Die deutschen Einheitsschmerzen zwischen Wirtschaft und Identität lassen sich nicht mit panischem Ausschütten finanzieller Leistungen bekämpfen
Drei Landtagswahlen in Ostdeutschland im September werfen ihre Schatten voraus: In Thüringen, Sachsen und Brandenburg droht ein Szenario, in dem es schwierig bis aussichtslos werden könnte, an der AfD oder dem BSW vorbei eine Regierungsmehrheit zu bilden. Zwar sind beide Parteien auch in Westdeutschland erfolgreich, doch fielen die Ergebnisse bei den letzten Wahlen zum Europaparlament im Osten und Westen sehr unterschiedlich aus. Auf Karten der Wahlergebnisse tritt die vor 34 Jahren untergegangene innerdeutsche Grenze deutlich hervor. Diese Phantomgrenze erscheint auch in kartografischen Visualisierungen von Alter, Einkommen, Arbeitslosigkeit, Kinderbetreuung unter drei Jahren, Ausländeranteil und weiteren Faktoren, weshalb Sylvia Sasse von der DDR als einer „Zombie-Republik“ sprach.
Das Warten auf das Ende der Unterschiede zwischen West- und Ostdeutschland scheint sich somit in ein absurdes Theaterstück verwandelt zu haben, auch wenn die Bundesregierung Jahr für Jahr im Jahresbericht zum Stand der Deutschen Einheit tapfer weitere Fortschritte erklärt.

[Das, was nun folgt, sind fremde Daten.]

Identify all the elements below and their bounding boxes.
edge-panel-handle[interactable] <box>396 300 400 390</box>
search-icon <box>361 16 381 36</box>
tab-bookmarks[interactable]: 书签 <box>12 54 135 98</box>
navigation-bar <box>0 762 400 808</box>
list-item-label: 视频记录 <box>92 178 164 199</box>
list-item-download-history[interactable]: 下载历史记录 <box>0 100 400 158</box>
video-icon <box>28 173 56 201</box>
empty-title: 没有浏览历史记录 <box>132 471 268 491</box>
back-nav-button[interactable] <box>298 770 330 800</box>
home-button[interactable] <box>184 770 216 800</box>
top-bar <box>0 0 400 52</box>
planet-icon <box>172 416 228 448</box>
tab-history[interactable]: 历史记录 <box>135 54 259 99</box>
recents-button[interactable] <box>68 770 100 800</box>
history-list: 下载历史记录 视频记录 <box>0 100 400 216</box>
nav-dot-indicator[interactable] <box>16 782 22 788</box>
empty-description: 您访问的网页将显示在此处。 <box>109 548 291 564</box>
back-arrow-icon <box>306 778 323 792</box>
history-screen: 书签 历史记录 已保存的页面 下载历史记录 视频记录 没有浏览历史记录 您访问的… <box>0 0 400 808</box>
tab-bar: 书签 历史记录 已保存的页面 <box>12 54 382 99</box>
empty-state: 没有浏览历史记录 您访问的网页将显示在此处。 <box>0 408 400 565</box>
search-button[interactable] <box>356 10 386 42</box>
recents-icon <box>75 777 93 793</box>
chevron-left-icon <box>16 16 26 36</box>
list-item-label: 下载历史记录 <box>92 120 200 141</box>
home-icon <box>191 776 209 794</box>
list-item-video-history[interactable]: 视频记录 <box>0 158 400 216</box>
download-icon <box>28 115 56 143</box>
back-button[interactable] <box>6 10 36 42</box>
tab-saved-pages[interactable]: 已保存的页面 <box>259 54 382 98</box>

Der Soziologe Steffen Mau verkündete dagegen in seinem jüngsten Buch Ungleich vereint das Ende solcher Hoffnungen: Statt Angleichung konstatiert er „Ossifikation“. Mit diesem Wortspiel beschreibt er, dass die in Ostdeutschland nach 1990 entstandenen sozialen und mentalen Frakturen verknöchert und somit dauerhaft geworden seien.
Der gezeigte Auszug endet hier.